Abandonaron ambas en seguida el cubiculum y se dirigieron al baño. Allí Actea bañó á Ligia; luego la llevó á almorzar y después á los jardines de palacio, en los cuales no era de temer ningún peligroso encuentro, puesto que el César y sus principales cortesanos hallábanse durmiendo aún.

Por primera vez en su vida veía Ligia esos magníficos jardines, llenos de pinos, cipreses, robles, olivos y arrayanes, por entre todos los cuales blanqueaban aquí y allí toda una población de estátuas.
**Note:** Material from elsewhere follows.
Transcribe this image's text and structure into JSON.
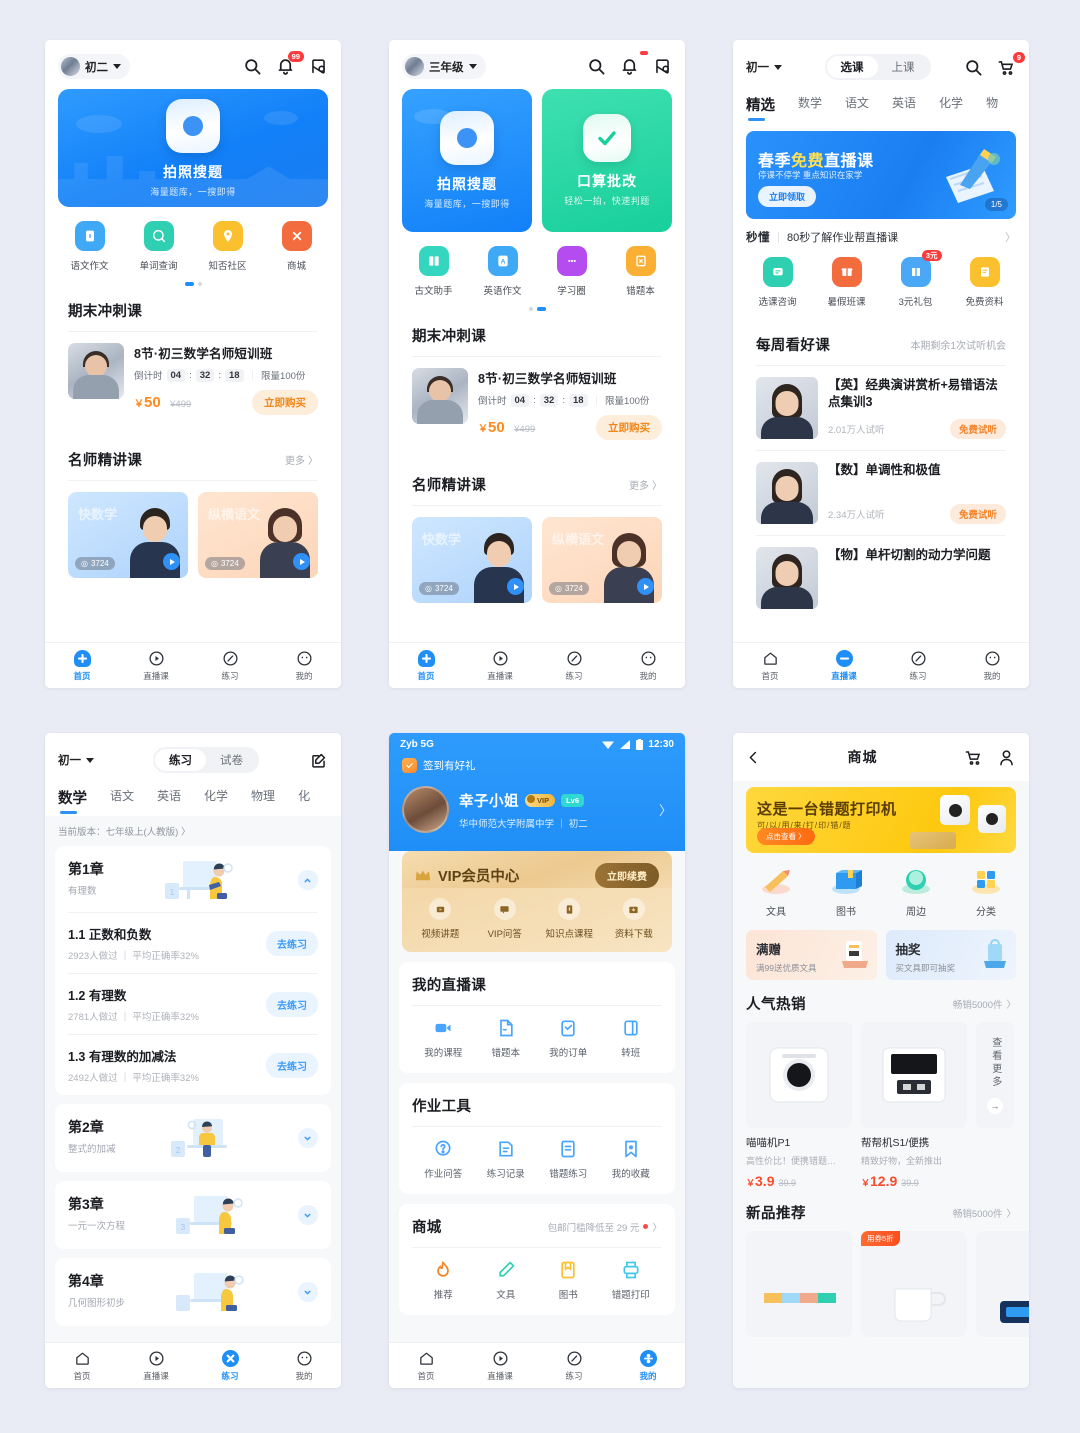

Los limpios estanques de aguas tranquilas ostentaban, como espejos, su tersa linfa; estensos rosales en plena florescencia, velanse bañados por el incensante y cristalino salpicar de las fuentes; había encantadoras grutas, cuyas entradas rodeaban exuberantes la madreselva y la hiedra; cisnes argentados las aguas surcaban como velas diminutas; y por entre las estátuas y los árboles vagaban tímidas gacelas de desiertos de Africa y aves de riquísimo y vistoso plumaje; procedentes de todos los paises conocidos de la tierra.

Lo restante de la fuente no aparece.